Bazı zamanlar kudsî kılınmıştır...
21/02/2022 Pazartesi Köşe yazarı R.A
Receb ayı, Âdem
aleyhisselâmdan beri kıymetli idi. Bu ayda muhârebe etmek günâh idi. Her ümmet,
bu aya saygı gösterirdi...
Bilindiği üzere, bazı
mekânlar emsâline göre daha mukaddes, bazı insanlar akrânına
nisbetle daha muhterem olduğu gibi, bazı zamanlar da
benzerlerine nazaran çok daha kudsî, mukaddes ve mübârek kılınmıştır.
Mukaddes mekânların
başında, Mekke-i mükerremedeki Ka’be-i muazzama ve etrâfındaki Mescid sahası,
ya’nî meşhûr ismiyle “Mescid-i Harâm”, Medîne-i münevveredeki “Mescid-i
Nebevî”, Kuds-i şerîfteki “Mescid-i Aksâ”, yine
Medîne’deki “Mescid-i Kubâ” olmak üzere, Allahü teâlâya ibâdet
edilen bütün câmi ve mescidler, O'nun emir ve yasaklarının öğretildiği yerler
gelir.
Muhterem insanların
başında, üstünlük sırasına göre Nebîlerin ve Resûllerin sonuncusu Hazret-i
Muhammed (aleyhisselâm), Hazret-i İbrâhîm, Hazret-i Mûsâ, Hazret-i Îsâ,
Hazret-i Âdem ve Hazret-i Nûh (aleyhimüs-selâm) bulunmaktadır ki bunlara “Ülü'l-azm” Peygamberler
denilir. Bunlardan sonra, 313 (üçyüzonüç) “Resûl” gelmektedir.

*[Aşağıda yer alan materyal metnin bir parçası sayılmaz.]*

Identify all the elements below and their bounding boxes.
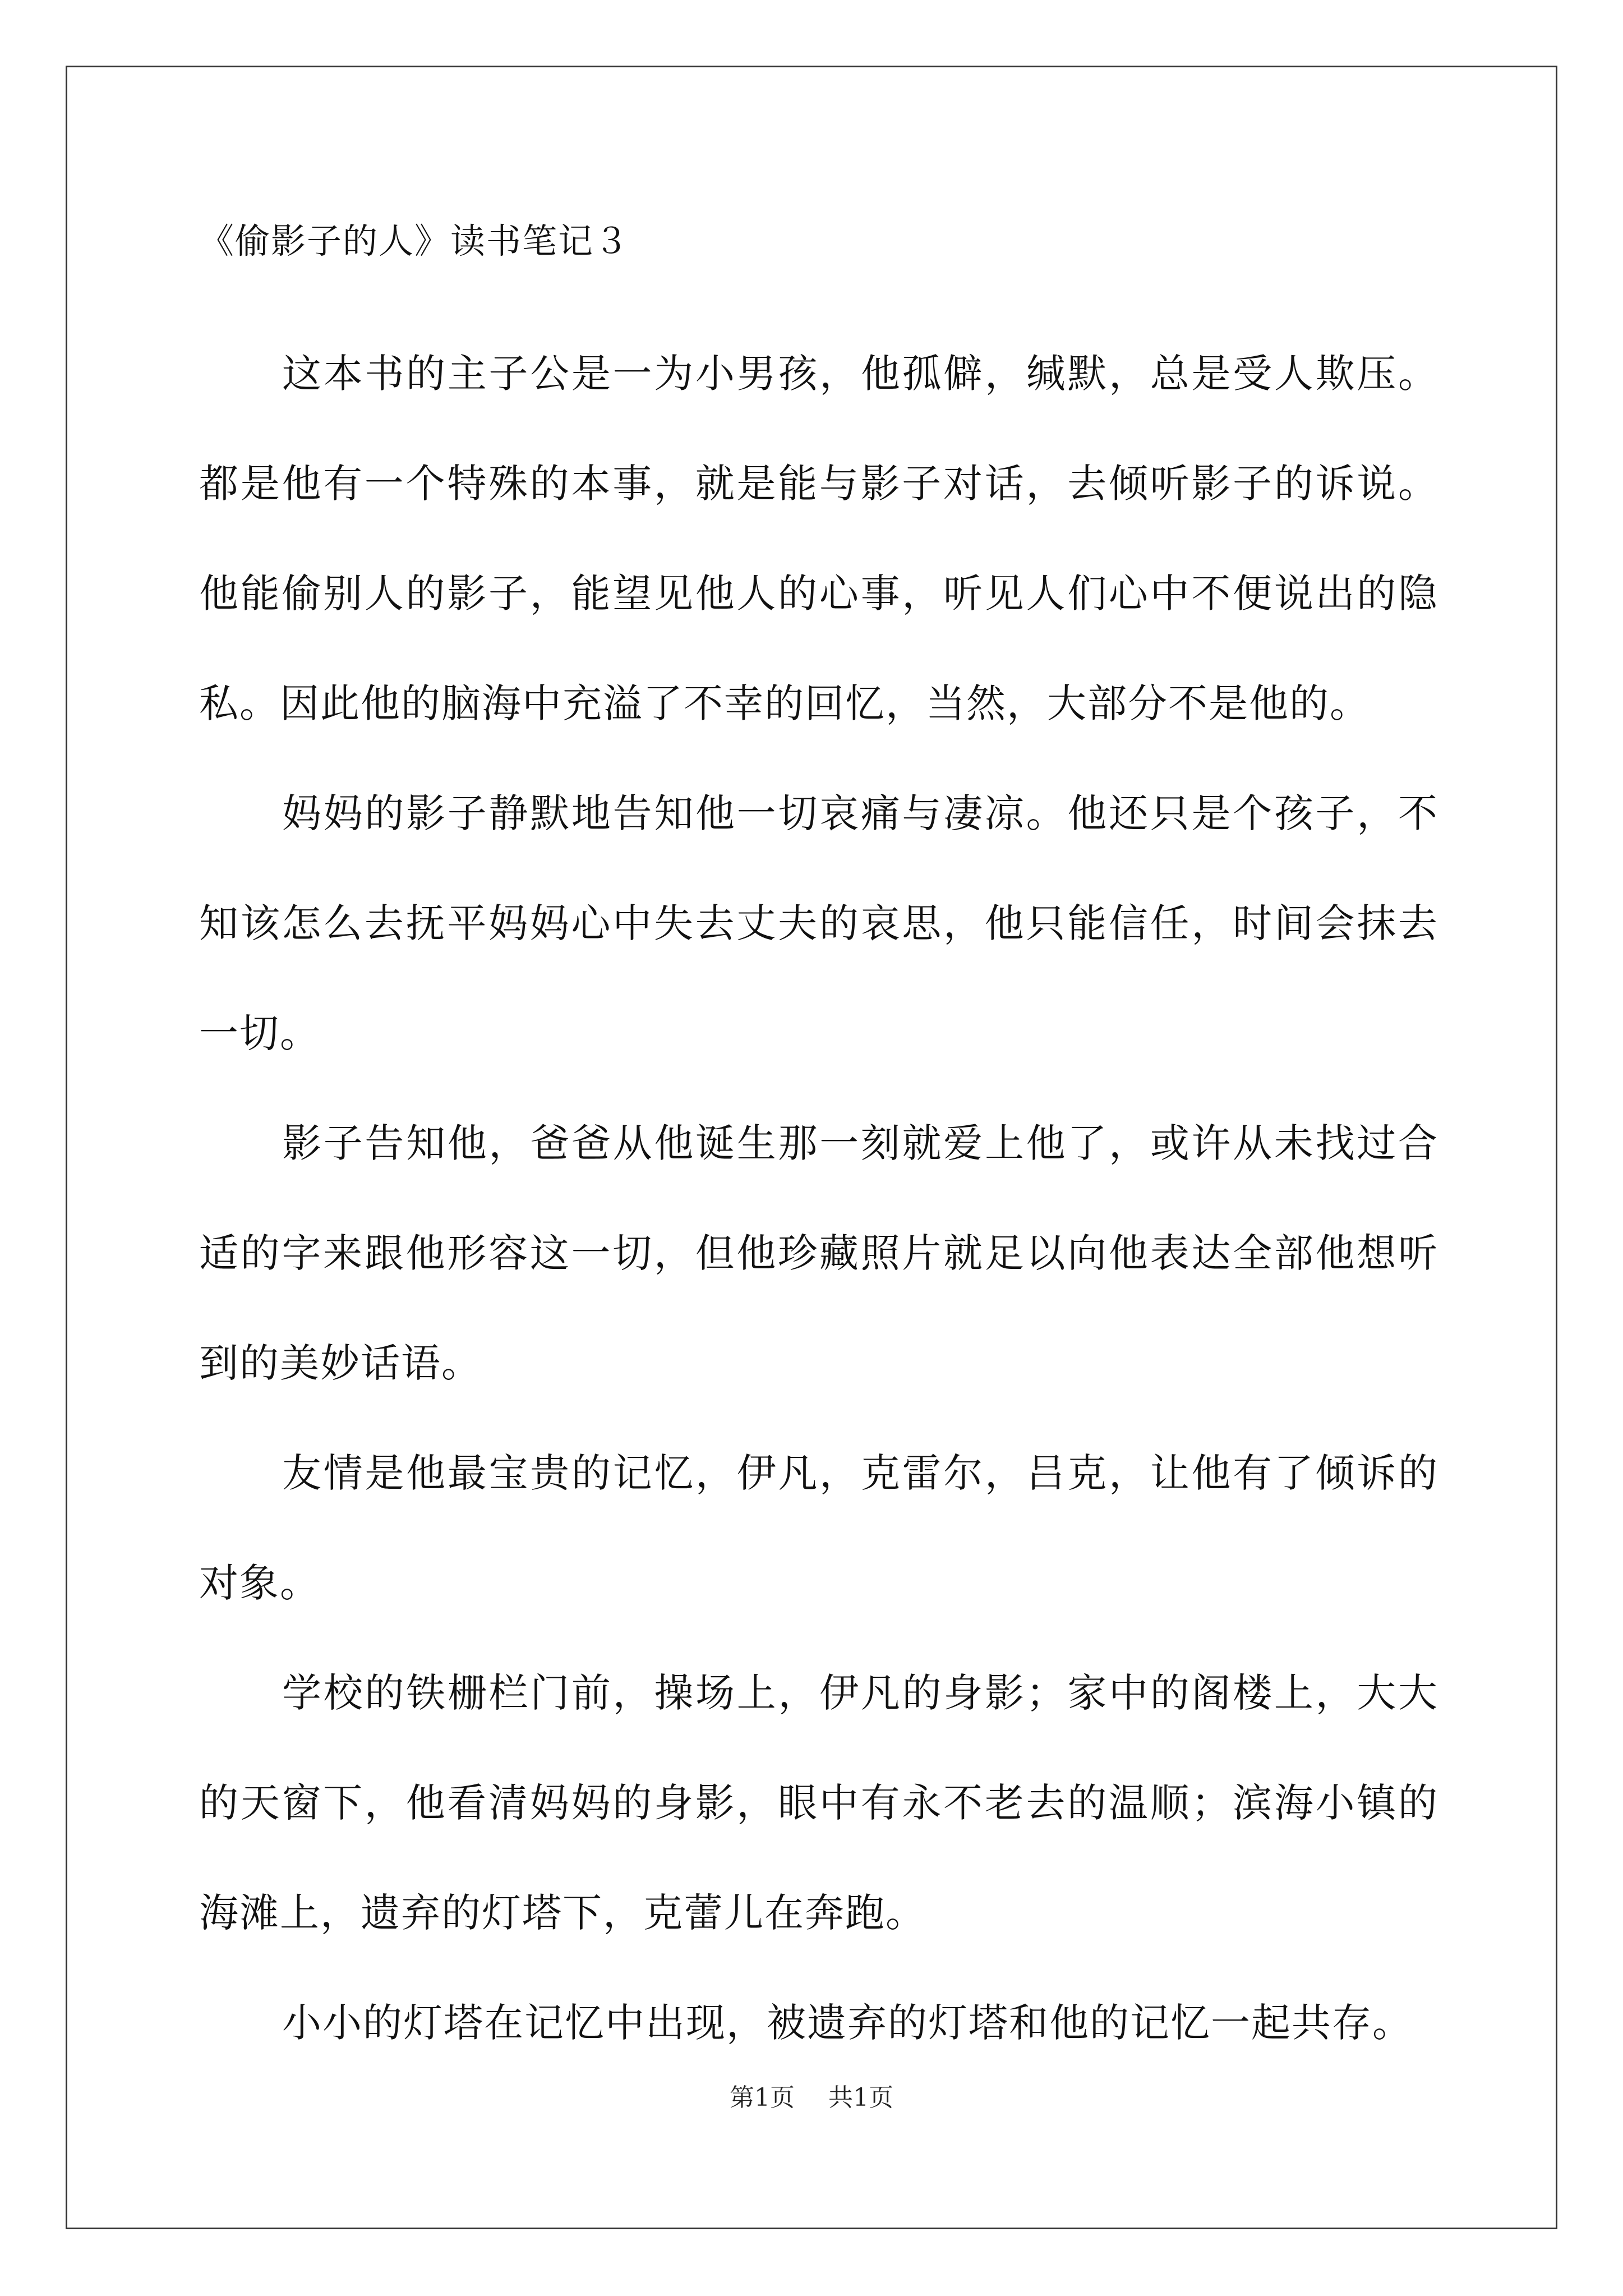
page-number-current: 第1页 — [730, 2083, 795, 2112]
document-title: 《偷影子的人》读书笔记３ — [199, 220, 630, 261]
paragraph-6: 小小的灯塔在记忆中出现，被遗弃的灯塔和他的记忆一起共存。 — [282, 2000, 1413, 2046]
page-number-total: 共1页 — [828, 2083, 893, 2112]
paragraph-4: 友情是他最宝贵的记忆，伊凡，克雷尔，吕克，让他有了倾诉的对象。 — [199, 1450, 1438, 1606]
document-body — [199, 213, 1438, 2078]
paragraph-3: 影子告知他，爸爸从他诞生那一刻就爱上他了，或许从未找过合适的字来跟他形容这一切，但他珍藏照片就足以向他表达全部他想听到的美妙话语。 — [199, 1120, 1438, 1386]
paragraph-1: 这本书的主子公是一为小男孩，他孤僻，缄默，总是受人欺压。都是他有一个特殊的本事，就是能与影子对话，去倾听影子的诉说。他能偷别人的影子，能望见他人的心事，听见人们心中不便说出的隐私。因此他的脑海中充溢了不幸的回忆，当然，大部分不是他的。 — [199, 351, 1438, 726]
page-footer — [0, 2081, 1623, 2115]
paragraph-5: 学校的铁栅栏门前，操场上，伊凡的身影；家中的阁楼上，大大的天窗下，他看清妈妈的身影，眼中有永不老去的温顺；滨海小镇的海滩上，遗弃的灯塔下，克蕾儿在奔跑。 — [199, 1670, 1438, 1936]
paragraph-2: 妈妈的影子静默地告知他一切哀痛与凄凉。他还只是个孩子，不知该怎么去抚平妈妈心中失去丈夫的哀思，他只能信任，时间会抹去一切。 — [199, 790, 1438, 1056]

Bunlardan sonra da, “Nebî” adı verilen 124 binden ziyâde
olduğu bildirilen Peygamberler gelir. Peygamberlerden sonra ise,
üstünlük sırasında Sahâbe-i kirâm, Tâbiîn ve Tebe-i Tâbiîn başta olmak üzere,
sıddîklar, şehîdler, diğer âlim ve velîler bulunmaktadır.
2 Şubat 2022 Çarşamba
günü, içerisinde mübârek gece ve günlerin çok kesîf olarak bulunduğu “Üç
Aylar”ı ve onların ilki olan Receb-i şerîf ayını idrâk
etmekle şereflenmiştik.
Resûlullah Efendimiz,
Recep ayının başında "Ya Rabbî, Receb ve Şa’bân aylarını bizler için
mübârek kıl ve bizi Ramazân ayına da eriştir" diye duâ ederdi;
kezâ Şa’bân ayına çok değer verir ve bu ayda çok oruç tutardı.
İçerisinde "Regâib" ve "Mi'râc" kandillerinin
bulunduğu Receb ayı, Âdem aleyhisselâmdan beri kıymetli olan ve hürmet edilen
bir aydır.
Bilindiği gibi,
aylarla ilgili olarak literatürümüzde "harâm aylar",
"hac ayları" ve "üç aylar" terimleri
var; ilk ikisi âyet-i kerîmelerde zikrolunmuştur. Üç aylar ise hadîs-i
şerîflerde zikredilmiştir.
Allahü teâlâ, Tevbe
sûresinin 36. âyetinde meâlen; “Ayların sayısı, Allah’ın yanında,
gökleri ve yeri yarattığı günkü kitâbında olduğu gibi on ikidir. Bunlardan
dördü harâmdır (yâni, muhteremdir)” buyuruyor. Muharrem,
Receb, Zilkade ve Zilhicce ayları, Kur'ân-ı kerîmde kıymet verilen
dört aydır.
Diğer bir âyet-i
kerimede, "Hac ayları bilinen aylardır...." buyurulmuştur.
[Şevvâl, Zilkade ve Zilhicce ayları]
Halkımız
arasında “Üç Aylar” diye anılan “Recebü’l-ferd”,
“Şa’bânü’l-muazzam” ve “Ramazânü’l-mübârek” aylarının
da, İslam dininde özel yerleri vardır.
Peygamberimizden
evvel, câhiliye zamânında da, İslâmın ilk yıllarında da, Receb ayına çok fazla
tazîm edilir, saygı gösterilirdi.
Receb ayı, Âdem aleyhisselâmdan beri kıymetli idi. Bu ayda muhârebe etmek günâh idi. Her ümmet, bu aya saygı gösterirdi. Zâten “Receb” demek, “mürecceb, mu’azzam, muhterem, kıymetli” demektir. Görüldüğü gibi, Receb ayı, hem harâm ayların 2.si, hem de üç ayların 1.sidir.